Nevertheless, several seemingly conflicting or inconsistent scenarios were observed in the present study. Despite some selenoprtoein genes (Sepp1, Sels, Gpx3, Dio2, Txnrd1, and Txnrd2) exhibited a common response to LPS challenge across three to four immune tissues, other selenoprtoein genes (Dio1, Dio3, and Selx) even showed different responses to LPS challenge across immune tissues. Meanwhile, no single immune tissue showed any common response to LPS challenge across various selenoprotein genes. These divergences suggest that regulations of selenoprotein genes as well as Se metabolism by an LPS-induced inflammatory reaction may vary in various immune tissues. Meanwhile, the GPX activity in the thymus and lymph node were not in accordance with Gpx3 mRNA abundance. This paradoxic discrepancy may be interpreted by a complex feedback or posttranscriptional mechanism in regulating GPX3 synthesis [45, 46].

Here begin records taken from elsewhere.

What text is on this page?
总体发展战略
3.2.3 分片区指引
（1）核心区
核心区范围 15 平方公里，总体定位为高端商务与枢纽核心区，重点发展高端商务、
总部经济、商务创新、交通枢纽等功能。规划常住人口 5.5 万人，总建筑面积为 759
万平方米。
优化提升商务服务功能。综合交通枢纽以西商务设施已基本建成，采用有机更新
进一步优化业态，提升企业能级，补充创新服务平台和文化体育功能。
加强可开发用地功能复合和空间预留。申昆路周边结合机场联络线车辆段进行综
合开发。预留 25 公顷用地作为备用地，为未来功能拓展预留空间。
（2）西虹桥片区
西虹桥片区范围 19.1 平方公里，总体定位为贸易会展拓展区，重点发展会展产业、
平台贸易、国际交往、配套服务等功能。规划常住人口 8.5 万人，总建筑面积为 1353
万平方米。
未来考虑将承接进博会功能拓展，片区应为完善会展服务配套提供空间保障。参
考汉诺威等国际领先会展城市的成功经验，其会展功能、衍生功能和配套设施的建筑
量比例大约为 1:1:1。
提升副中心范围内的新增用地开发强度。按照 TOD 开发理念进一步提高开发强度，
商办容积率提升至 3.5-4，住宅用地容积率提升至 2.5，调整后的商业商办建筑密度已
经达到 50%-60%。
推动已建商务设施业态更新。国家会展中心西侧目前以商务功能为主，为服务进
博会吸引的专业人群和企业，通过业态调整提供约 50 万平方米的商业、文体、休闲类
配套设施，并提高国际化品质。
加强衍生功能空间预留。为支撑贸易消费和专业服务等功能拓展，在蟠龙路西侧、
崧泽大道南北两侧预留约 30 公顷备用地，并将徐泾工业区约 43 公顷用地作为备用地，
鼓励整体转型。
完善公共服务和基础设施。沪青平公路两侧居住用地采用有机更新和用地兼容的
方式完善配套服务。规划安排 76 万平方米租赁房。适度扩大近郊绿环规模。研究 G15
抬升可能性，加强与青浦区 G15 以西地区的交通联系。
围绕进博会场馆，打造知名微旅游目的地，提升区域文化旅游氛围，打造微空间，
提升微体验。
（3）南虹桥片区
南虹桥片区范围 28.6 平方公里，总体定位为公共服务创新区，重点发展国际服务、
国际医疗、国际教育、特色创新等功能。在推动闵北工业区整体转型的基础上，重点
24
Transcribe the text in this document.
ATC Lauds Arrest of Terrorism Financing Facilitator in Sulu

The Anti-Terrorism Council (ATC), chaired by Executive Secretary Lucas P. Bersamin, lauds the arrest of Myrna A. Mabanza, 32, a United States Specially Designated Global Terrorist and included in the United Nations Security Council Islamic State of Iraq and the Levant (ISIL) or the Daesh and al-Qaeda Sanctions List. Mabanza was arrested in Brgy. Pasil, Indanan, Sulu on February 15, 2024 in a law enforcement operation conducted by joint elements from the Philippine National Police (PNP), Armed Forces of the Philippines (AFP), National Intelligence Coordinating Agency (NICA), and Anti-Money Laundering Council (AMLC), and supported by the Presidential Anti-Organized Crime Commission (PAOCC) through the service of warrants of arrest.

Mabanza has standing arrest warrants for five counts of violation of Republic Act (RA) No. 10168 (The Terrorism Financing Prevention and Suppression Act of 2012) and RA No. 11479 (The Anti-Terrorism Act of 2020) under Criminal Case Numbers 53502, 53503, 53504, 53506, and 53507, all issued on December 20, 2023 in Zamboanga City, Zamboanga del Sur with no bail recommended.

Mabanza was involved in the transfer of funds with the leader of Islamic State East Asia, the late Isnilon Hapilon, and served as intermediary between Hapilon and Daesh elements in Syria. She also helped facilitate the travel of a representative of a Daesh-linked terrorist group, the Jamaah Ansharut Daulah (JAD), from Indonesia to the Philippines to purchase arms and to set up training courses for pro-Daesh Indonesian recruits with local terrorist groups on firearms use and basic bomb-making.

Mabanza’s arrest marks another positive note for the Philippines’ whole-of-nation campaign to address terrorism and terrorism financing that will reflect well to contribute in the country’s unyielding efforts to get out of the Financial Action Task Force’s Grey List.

In conclusion, the present study indicated that a LPS-induced acute phase response impaired Se metabolism in immune tissues. This was demonstrated by decreasing Se concentrations and/or GPX activity in the serum, spleen, thymus, and/or lymph node. Moreover, the LPS-induced dysregulation of Se metabolism was associated with altered mRNA expression of 14, 16, 10, and 6 selenoprotein genes in the liver, spleen, thymus, and lymph node, respectively. These findings could help us to better understand the impairment of Se and selenogenome metabolism in immune tissues during an inflammatory reaction.